Born in Imphal in northeastern India and raised in Assam, Dolly moved to Mangalore in the south of the country to pursue a degree in fashion design. “Growing up in the 90s and the age of the Internet, I was casually dabbling in photography and uploading my work on platforms like Facebook and Orkut. I noticed that people liked my images and I thought to myself ‘okay, this is a thing, I guess’. Which is why even though I had the option to study photography, I chose not to because I thought I could do it anyway. Instead, I opted for fashion design.” After graduating in 2012, Dolly worked with fashion brands for a few years before it started to feel like a lot. Then, in 2015 she started freelancing as a photographer, following requests from brands and designers to shoot their collections and campaigns. “It took me 6 months to realise that this could be my career because it’s something I truly enjoy – and it grew organically from there.”
When she first started, she was unintentionally photographing a lot of men, something she found really interesting – shooting men from a female gaze. But, for her, it’s never been about female or male subjects, but more about following her intuition and what’s happening in that very moment. “It’s the space between emotion and art that I tend to focus on. I’m more interested in the moment between shots, as opposed to moments where a model is posing. What matters most to me is if it’s authentic or not”, she adds.
The pursuit of these in-between moments is what’s laid the foundation for Dolly’s own way of working – one that tends to go with the flow. While she always goes in with an idea, having to make moodboards tends to spoil the experience for her. And so while she presents an idea to her clients, she’s constantly tweaking things – the lights, the movement, the props. “That’s the biggest challenge – getting the best out of any situation.
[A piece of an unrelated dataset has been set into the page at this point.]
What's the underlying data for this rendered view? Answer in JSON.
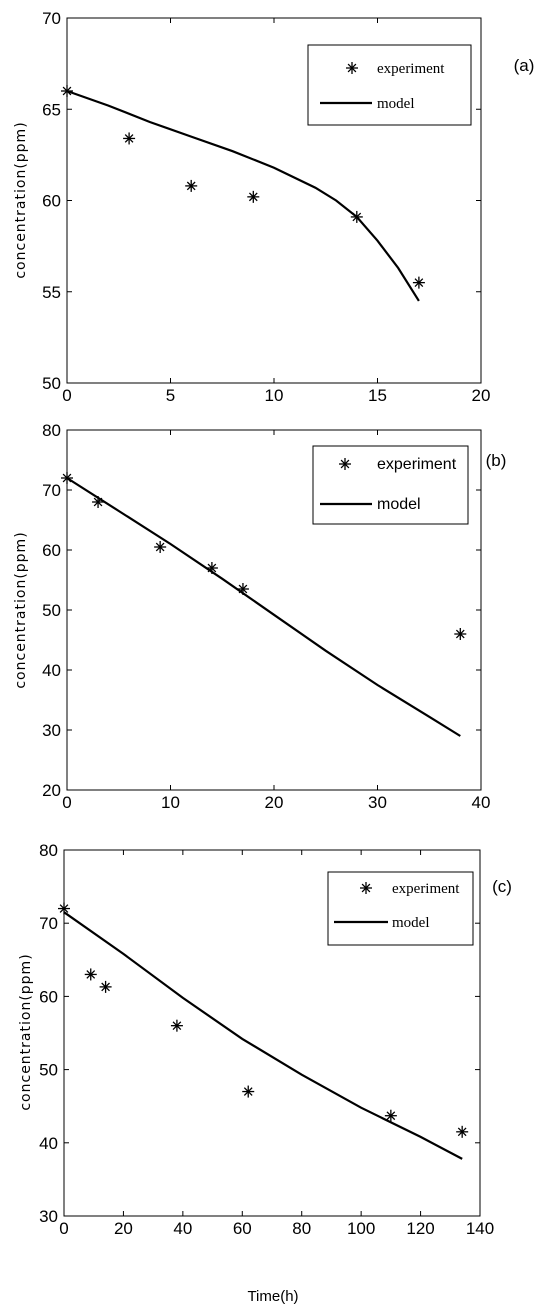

You have to think about how you can turn things around if needed.”
And while working in a commercial capacity can be restrictive in certain ways, she finds that it “really pushes you to be more creative within certain boundaries. That’s the space I want to be in.” However, it hasn’t always been easy, especially in the early days. She found herself having to push back a lot when presenting abstract images and outtakes to clients. “Clients always look at the product, for them the clothes have to look nice, and I understand that. That really pushed me to think about the ways that I can shoot clothes differently. My background in fashion design helped me massively – because I was able to understand the construction of the garment, I was able to pull out interesting details or movement and bring these to life through my images.” She’s also quick to add that things are definitely changing, there are a lot of young people experimenting and trying different things which is helping change the Indian landscape. “Once brands see it, it’s easier for them to visualise it too.”
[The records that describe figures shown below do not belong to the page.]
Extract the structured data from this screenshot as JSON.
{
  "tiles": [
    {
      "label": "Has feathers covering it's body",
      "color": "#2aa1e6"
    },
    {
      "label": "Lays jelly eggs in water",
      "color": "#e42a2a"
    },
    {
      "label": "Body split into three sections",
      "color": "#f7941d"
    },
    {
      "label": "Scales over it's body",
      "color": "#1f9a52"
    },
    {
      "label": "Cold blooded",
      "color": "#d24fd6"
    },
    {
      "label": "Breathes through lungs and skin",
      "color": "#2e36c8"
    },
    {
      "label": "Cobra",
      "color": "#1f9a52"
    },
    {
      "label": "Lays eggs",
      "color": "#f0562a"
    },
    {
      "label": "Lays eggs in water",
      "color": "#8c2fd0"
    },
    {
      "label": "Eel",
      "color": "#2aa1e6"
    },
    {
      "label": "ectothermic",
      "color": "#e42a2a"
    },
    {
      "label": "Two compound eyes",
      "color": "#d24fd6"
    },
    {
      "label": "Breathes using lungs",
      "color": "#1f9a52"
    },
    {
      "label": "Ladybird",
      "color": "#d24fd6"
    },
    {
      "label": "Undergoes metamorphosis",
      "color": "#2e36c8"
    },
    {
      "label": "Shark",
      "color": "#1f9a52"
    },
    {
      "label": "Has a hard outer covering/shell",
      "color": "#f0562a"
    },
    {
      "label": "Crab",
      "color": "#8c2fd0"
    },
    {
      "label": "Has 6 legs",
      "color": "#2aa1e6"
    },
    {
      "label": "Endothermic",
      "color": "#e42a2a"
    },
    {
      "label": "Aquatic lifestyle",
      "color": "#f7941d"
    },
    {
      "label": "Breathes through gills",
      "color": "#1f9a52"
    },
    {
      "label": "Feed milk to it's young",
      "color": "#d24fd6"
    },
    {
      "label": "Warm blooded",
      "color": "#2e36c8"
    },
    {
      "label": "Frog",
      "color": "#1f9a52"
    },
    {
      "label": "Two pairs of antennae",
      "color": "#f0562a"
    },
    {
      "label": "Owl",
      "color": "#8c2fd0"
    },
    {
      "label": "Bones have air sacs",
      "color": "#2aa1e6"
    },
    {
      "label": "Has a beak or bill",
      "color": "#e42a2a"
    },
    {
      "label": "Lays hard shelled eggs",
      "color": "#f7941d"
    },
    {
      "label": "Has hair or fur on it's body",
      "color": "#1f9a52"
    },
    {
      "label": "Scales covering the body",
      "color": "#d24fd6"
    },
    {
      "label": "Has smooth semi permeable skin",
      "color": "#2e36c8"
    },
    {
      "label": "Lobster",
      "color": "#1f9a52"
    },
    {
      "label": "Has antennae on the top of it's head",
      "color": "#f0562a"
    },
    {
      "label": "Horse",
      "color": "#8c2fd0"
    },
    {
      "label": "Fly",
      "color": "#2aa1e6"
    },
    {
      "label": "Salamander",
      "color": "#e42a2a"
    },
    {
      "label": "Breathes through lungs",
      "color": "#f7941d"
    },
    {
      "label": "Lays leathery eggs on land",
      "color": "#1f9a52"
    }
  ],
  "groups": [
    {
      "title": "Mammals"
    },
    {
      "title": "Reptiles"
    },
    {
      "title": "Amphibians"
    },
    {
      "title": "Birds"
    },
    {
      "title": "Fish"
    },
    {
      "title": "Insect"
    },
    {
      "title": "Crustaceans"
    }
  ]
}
When asked about what she’s working on next, her tone hints at a sense of quiet excitement. Recognising an internal desire to slow down, she recently moved to Himachal Pradesh, a state in the western Himalayas. “One of the reasons I moved to Himachal is because I want to get back to fashion design. I want to do something with clothes and/ or jewellery. It’s still very much in the planning stages, but where I’m moving to, Kangra Valley, has a whole shepherd community. I want to work with them, document the community and experiment with wool. The Indian market for knitwear is still quite nascent and I want to see where that might take me. I have very basic knitting skills [laughs] and I want to further finesse it and I know it won’t be easy, but I’m ready to start slow. These past two years have been a major change for me – mentally I’ve felt a lot calmer and a lot more confident. I now want to take it to the next level and see where it leads me.”
Quick five with Dolly…
- Someone whose work inspires you… Martin Parr CBE
- Favourite brand you’ve worked with… NorBlack NorWhite. It’s always fun working with them and there’s a lot of freedom to try things.
- Brand you want to work with… Jil Sander. I love how they document fabrics and garments.
- Favourite shoot location… Anywhere in South India. It’s so very interesting.
- Musician you keep listening to… There’s two, actually. The first, Air – I really like how they capture sensual emotions in their music. And then, The Smiths for their lyrics.